Evolutionary dynamics driven out of equilibrium by growth, expansion or adaptation often generate a characteristically skewed distribution of descendant numbers: The earliest, the most advanced or the fittest ancestors have exceptionally large number of descendants, which Luria and Delbrück called “jackpot” events. Here, we show that recurrent jackpot events generate a deterministic bias favoring majority alleles, which is equivalent to an effective frequency-dependent selection (proportional to the log ratio of the frequencies of mutant and wild-type alleles). This “fictitious” selection force results from the fact that majority alleles tend to sample deeper into the tail of the descendant distribution. The flipside of this sampling effect is the rare occurrence of large frequency hikes in favor of minority alleles, which ensures that the allele frequency dynamics remains neutral overall unless genuine selection is present. The limiting allele frequency process is dual to the Bolthausen-Sznitman coalescent and has a particularly simple representation in terms of the logarithm of the mutant frequency. The resulting picture of a selection-like bias compensated by rare big jumps allows for an intuitive understanding of allele frequency trajectories and enables the exact calculation of transition densities for a range of important scenarios, including population size changes and different forms of selection. The fixation of unconditionally beneficial mutations is shown to be exponentially suppressed and balancing selection can maintain diversity only if the population size is large enough. We briefly discuss analogous effects in disordered complex systems, where sampling-induced biases can be viewed as ergodicity breaking driving forces.

One of the virtues of mathematizing Darwin’s theory of evolution is that one obtains quantitative predictions about the dynamics of allele frequencies that can be tested with increasing rigor as experimental techniques, sequencing methods and computational power advance. The Wright-Fisher model is arguably the simplest null model of how allele frequencies change across time [17]. Although, for modeling neutral genetic diversity, it is often replaced by equivalent backward-in-time models of the ensuing tree structures [23], forward-in-time approaches are still unrivaled in their ability to include the effects of natural selection. As such, the Wright-Fisher model has been instrumental for shaping the intuition of generations of population genetics about the basic dynamics of neutral and selected variants. But transition densities derived from the Wright-Fisher model also find tangible application in scans for selection in time series data [4, 9, 22].

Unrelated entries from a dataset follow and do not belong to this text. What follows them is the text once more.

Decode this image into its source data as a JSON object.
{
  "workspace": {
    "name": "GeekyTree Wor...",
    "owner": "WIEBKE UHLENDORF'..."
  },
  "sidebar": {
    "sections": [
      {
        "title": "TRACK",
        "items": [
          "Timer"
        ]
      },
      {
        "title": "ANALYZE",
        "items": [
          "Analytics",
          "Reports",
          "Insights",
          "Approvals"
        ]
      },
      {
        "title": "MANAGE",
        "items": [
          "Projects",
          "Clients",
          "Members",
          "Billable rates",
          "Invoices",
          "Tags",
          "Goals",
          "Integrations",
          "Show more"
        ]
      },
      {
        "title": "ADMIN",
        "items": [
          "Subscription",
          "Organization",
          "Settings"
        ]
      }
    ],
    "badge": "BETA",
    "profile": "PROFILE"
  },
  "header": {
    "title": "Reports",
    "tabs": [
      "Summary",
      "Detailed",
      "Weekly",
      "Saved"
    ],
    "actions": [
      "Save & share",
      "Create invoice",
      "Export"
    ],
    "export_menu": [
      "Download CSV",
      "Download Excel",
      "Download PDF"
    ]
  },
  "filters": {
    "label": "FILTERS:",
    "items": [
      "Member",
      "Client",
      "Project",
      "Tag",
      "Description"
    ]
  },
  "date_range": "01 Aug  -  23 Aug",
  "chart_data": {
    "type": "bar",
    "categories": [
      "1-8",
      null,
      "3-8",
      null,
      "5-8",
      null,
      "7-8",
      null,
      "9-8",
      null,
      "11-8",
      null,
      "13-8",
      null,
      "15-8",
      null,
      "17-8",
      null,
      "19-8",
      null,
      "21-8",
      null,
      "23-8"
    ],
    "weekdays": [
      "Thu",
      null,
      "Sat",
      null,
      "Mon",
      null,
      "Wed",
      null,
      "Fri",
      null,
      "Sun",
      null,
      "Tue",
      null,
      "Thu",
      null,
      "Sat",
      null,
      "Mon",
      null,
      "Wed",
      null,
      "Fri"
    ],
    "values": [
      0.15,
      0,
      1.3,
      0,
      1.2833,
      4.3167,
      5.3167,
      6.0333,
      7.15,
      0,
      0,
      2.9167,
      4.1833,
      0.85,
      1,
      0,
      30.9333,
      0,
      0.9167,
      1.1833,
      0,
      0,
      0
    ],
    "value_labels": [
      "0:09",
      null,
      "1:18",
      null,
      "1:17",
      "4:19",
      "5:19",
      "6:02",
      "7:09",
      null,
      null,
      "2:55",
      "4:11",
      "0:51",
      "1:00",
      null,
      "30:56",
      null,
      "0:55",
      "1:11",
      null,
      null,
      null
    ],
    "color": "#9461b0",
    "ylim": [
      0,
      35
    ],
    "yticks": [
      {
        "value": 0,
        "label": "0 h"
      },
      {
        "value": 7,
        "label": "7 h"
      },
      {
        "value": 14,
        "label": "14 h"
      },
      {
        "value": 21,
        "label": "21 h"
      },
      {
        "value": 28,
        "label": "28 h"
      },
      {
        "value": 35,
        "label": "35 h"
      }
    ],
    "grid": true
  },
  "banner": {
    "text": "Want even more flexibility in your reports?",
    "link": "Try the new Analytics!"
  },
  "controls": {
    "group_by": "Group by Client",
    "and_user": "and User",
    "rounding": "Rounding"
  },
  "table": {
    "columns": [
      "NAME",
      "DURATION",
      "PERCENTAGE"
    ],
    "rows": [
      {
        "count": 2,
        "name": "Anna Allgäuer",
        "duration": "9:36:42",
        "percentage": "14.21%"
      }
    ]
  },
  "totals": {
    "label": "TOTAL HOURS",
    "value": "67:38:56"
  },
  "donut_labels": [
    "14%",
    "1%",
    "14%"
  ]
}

The Wright-Fisher model is remarkably versatile as it can be adjusted to many scenarios by the use of *effective* model parameters: An effective population size, an effective mutation rate and effective selection coefficients. But, crucially, these re-parameterizations cannot account for extremely skewed family size distributions. While remarkably skewed family distributions occur in some natural populations [15], they routinely arise in microbial populations that combine exponential growth with recurrent mutations. This was first highlighted by Luria and Delbrück [26], who noticed that mutations that occur early in an exponential growth process will produce an exceptionally large number of descendants. The distribution of such mutational “jackpot” events has a particular power law tail in well-mixed population, as is briefly explained in Fig. 1A. Simplest models of continual evolution [28] and related models of traveling waves [36] can be viewed, on a coarse-grained level, as repeatedly sampling from this jackpot distribution. (The number of draws and the characteristic resampling time scale varies with the model.) It is by now well-established that the ensuing genealogies are described by a particular multiple-merger coalescent [7, 8, 13, 29, 33–35] first identified by Bolthausen and Sznitman [5].

While extensions of the Wright-Fisher diffusion process to capture skewed offspring numbers have been formally constructed [2, 3, 14, 20], also including selection and mutations [1, 10, 11, 16, 18], we still lack explicit finite time predictions for the probability distribution of allele frequency trajectories. Our goal here is to fill this gap for the particular case of the Luria-Delbriick jackpot distribution, by characterizing the allele frequency process in such a way that it can be easily generalized, intuitively understood and integrated in time.